Convert text into hexadecimal byte values and decode hex back into text. Useful for developers inspecting encodings, debugging data, or learning how characters map to bytes. Handles Unicode correctly and runs locally in your browser.

What hexadecimal is

Hexadecimal, or hex, is a base-16 number system that uses the digits 0-9 and the letters A-F. It is popular in computing because it is a compact, human-friendly way to write the byte values that make up data — each byte becomes exactly two hex digits. A text-to-hex converter turns each character of your text into its hex byte value, so "Hi" becomes 48 69. It is a staple tool for developers who need to see the raw bytes behind text.

How the conversion works

Each character has a numeric code. The converter writes that number in base 16, padded to two digits per byte. So the character H, with code 72, becomes 48 in hex; i, with code 105, becomes 69. Decoding reverses this: each pair of hex digits is read as a number and mapped back to its character. Because hex maps so cleanly to bytes — two hex digits per byte — it is the standard way programmers read and write binary data in a readable form.

Why developers use hex

Hex shows up constantly in programming. Color codes in web design are hex (the #FF5733 in your CSS is three hex bytes). Memory addresses, byte values in debuggers, hash outputs, and binary file contents are all displayed in hex because it is far more compact than binary and maps neatly to bytes. When you are inspecting data, debugging an encoding issue, or working with low-level formats, converting text to and from hex lets you see exactly what bytes you are dealing with.

Hex, bytes, and encoding

Because hex represents bytes, this tool connects directly to how text is encoded. Basic characters are one byte — two hex digits. Accented letters and emoji are multiple bytes under UTF-8, so they produce more hex pairs. Seeing this makes character encoding concrete: the byte count you see in hex is the same byte count that matters for database fields and length limits.
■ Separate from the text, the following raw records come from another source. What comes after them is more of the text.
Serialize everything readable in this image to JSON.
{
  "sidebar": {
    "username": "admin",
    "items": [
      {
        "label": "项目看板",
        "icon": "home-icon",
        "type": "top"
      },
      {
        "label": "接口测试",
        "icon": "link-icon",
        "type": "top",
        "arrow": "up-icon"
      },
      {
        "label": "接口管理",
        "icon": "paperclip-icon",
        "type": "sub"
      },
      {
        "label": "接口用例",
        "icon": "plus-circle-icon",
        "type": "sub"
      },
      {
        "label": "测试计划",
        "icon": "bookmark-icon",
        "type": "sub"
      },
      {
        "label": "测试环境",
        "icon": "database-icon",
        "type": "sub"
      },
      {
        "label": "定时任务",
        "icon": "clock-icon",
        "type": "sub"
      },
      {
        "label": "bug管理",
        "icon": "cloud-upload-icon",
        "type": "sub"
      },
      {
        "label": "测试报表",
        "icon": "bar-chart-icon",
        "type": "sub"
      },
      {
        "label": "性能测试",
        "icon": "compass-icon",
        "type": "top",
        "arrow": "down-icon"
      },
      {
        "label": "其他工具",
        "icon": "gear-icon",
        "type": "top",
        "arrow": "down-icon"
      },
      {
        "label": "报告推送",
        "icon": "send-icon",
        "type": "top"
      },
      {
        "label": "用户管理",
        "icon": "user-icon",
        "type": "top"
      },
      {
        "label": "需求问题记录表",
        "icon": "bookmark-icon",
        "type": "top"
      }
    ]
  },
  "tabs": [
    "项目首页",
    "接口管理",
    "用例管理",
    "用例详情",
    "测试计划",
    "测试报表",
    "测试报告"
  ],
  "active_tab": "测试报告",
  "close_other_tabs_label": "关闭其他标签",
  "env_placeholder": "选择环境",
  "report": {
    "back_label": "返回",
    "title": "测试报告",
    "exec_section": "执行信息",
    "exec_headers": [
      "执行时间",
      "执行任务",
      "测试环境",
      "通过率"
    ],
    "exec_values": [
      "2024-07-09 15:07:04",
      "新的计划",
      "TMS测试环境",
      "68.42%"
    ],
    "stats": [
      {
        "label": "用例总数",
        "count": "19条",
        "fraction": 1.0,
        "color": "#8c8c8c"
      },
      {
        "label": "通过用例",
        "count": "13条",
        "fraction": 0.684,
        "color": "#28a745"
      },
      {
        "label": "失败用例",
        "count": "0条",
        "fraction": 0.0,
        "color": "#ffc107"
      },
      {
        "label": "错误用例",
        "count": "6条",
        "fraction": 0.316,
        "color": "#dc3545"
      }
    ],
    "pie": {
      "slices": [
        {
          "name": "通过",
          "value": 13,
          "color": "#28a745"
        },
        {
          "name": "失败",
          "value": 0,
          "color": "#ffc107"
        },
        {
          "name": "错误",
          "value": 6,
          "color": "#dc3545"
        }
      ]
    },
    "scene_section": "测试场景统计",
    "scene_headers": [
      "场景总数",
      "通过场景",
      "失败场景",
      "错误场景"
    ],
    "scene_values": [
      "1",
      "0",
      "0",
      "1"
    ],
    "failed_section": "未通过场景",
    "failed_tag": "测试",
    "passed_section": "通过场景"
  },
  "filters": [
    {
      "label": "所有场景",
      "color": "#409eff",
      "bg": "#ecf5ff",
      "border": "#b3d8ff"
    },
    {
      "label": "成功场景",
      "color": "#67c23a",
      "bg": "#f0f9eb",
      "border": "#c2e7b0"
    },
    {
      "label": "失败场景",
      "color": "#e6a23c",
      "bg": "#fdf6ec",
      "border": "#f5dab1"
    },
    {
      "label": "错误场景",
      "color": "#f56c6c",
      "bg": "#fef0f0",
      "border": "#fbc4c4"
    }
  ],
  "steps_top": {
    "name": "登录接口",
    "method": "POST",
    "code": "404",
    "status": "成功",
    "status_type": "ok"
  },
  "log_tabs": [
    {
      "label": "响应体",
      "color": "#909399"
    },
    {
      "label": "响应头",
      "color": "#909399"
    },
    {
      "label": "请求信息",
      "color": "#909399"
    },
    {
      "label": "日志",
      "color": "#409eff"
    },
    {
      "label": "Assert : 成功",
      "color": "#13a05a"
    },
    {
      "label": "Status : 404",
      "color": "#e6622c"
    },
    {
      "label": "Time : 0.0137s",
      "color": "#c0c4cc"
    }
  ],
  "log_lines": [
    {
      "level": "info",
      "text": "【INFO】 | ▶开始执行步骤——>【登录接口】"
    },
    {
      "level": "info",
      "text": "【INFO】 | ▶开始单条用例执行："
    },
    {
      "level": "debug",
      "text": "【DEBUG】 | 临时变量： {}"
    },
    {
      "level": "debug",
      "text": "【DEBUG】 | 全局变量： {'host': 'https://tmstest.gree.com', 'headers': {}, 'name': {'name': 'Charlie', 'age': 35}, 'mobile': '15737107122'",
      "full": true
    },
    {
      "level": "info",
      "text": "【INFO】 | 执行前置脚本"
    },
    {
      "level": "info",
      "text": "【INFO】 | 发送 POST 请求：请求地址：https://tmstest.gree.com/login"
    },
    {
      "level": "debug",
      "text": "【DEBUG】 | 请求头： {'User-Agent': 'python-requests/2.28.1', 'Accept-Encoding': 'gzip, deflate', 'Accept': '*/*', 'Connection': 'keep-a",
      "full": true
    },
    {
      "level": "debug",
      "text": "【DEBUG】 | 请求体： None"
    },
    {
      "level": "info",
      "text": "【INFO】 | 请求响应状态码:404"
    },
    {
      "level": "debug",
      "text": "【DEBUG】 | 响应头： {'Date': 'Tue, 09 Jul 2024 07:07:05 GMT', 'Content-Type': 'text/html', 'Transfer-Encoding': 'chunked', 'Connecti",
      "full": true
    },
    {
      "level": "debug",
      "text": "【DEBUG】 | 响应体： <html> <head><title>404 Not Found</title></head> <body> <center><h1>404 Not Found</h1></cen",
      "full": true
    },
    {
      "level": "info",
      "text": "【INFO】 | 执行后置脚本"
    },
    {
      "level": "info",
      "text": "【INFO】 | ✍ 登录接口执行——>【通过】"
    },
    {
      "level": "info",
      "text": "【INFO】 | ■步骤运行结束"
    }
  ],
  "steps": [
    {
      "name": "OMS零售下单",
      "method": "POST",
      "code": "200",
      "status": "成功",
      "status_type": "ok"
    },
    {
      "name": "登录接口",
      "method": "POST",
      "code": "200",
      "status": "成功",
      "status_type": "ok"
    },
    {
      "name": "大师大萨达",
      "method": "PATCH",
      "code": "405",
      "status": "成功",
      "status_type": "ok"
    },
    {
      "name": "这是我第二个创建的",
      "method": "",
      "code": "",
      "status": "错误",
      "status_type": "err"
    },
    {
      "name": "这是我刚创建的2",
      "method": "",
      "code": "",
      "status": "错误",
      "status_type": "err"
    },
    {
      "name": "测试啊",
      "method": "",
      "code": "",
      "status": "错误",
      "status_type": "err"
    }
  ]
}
Everything is computed locally in your browser, so your text is never uploaded.

Privacy: your text never leaves the browser

All processing happens locally, on your own device. Your text is never sent to servers, which makes the tool safe even for confidential content. When you close the tab, nothing remains stored.

Frequently asked questions

Why does each character become two hex digits?
Each byte is represented by exactly two hexadecimal digits, since two hex digits can express all 256 possible byte values. Basic characters are one byte, so they become one pair of hex digits; multi-byte characters like emoji become several pairs.
Can I decode hex back to text?
Yes. Paste space-separated hex pairs and use the decode option to convert them back to readable text. The tool handles the conversion in both directions.
Is this the same hex used for color codes?
It is the same hexadecimal number system. Web color codes like #FF5733 are three hex bytes representing red, green, and blue values. This tool converts text characters to their byte values in the same base-16 notation.
Does it handle Unicode characters?
Yes. Unicode characters are encoded as UTF-8 bytes and shown as hex, so accented letters and emoji work — they simply produce more hex pairs because they use more than one byte each.